Some blame their weight gain on slow metabolism, which can affect the ability to keep off extra pounds, but other factors play a role.
Metabolism is the way your body processes energy for rest and activity, according to Dr. Luigi Meneghini. The executive director of Parkland Hospital’s Global Diabetes Program and professor of internal medicine at UT Southwestern Medical Center says the energy comes mostly from what you eat.
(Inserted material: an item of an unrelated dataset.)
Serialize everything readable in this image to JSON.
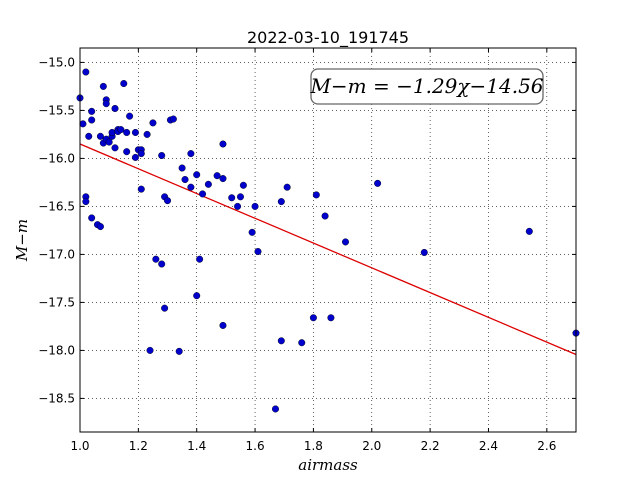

Those calories get processed and then stored by the body for later use.
“There are people that, for example, have a faster metabolism and therefore, tend to burn energy more and are leaner,” he said, “and people who have a slower metabolism and tend to conserve energy more and store it as fat.”
To avoid storing fat, Meneghini suggests figuring out your metabolic rate, and then trying to plan caloric intake, physical activity and your lifestyle so that you maintain a healthy weight, or lose some calories if you’re already overweight.
How metabolism affects weight: If you have a fast metabolism, you’ll have individuals who are thin despite eating huge amounts of foods. That fast metabolism processes that food very effectively. Now, those individuals may not only have a genetically fast metabolism. They may be younger, they may have more lean muscle mass, which burns calories more effectively. They may also be individuals who eat a lot of calories, but they’re healthy calories – more proteins, fats or carbohydrates.
Metabolic rates change over time: The metabolic rate gets slower with age. With age, you tend to conserve more calories. The metabolic rate can also be altered by the types of food that you eat, how frequently you eat those foods and your physical activity. If an older person does not reduce their caloric intake as they age, and they don’t increase their physical activity, they will tend to gain some weight.
Downside of slow metabolism: When people with a slower metabolic rate or people who tend to gain weight in areas where they shouldn’t have it — such as the inside of the abdomen, around the organs, in the liver — that type of weight gain is associated with bad things like diabetes, high blood pressure, heart disease, strokes and a lot of other health consequences.
To avoid effects of slow metabolism:
- Determine your metabolic rate. There are calculations you can use to find out on your own.
- Eat healthy foods: lots of fiber and lots of fruits and vegetables.
- Stay away from saturated fats and simple carbohydrates such as processed or refined sugars.
- Eat lean proteins.
- Space out your calories throughout the day with smaller meals and healthy snacks so your body will consume more energy. Eating only one meal could cause your body to go into starvation mode and hang on to every calorie you eat.
- Hydration is important to digest and use those calories. The more water you drink, the more urine you make, the more calories you burn.
- Stress and too little sleep slows down your metabolic rate. Your body then hangs onto calories and stores them as bad fat.
Interview responses have been lightly edited for clarity and length.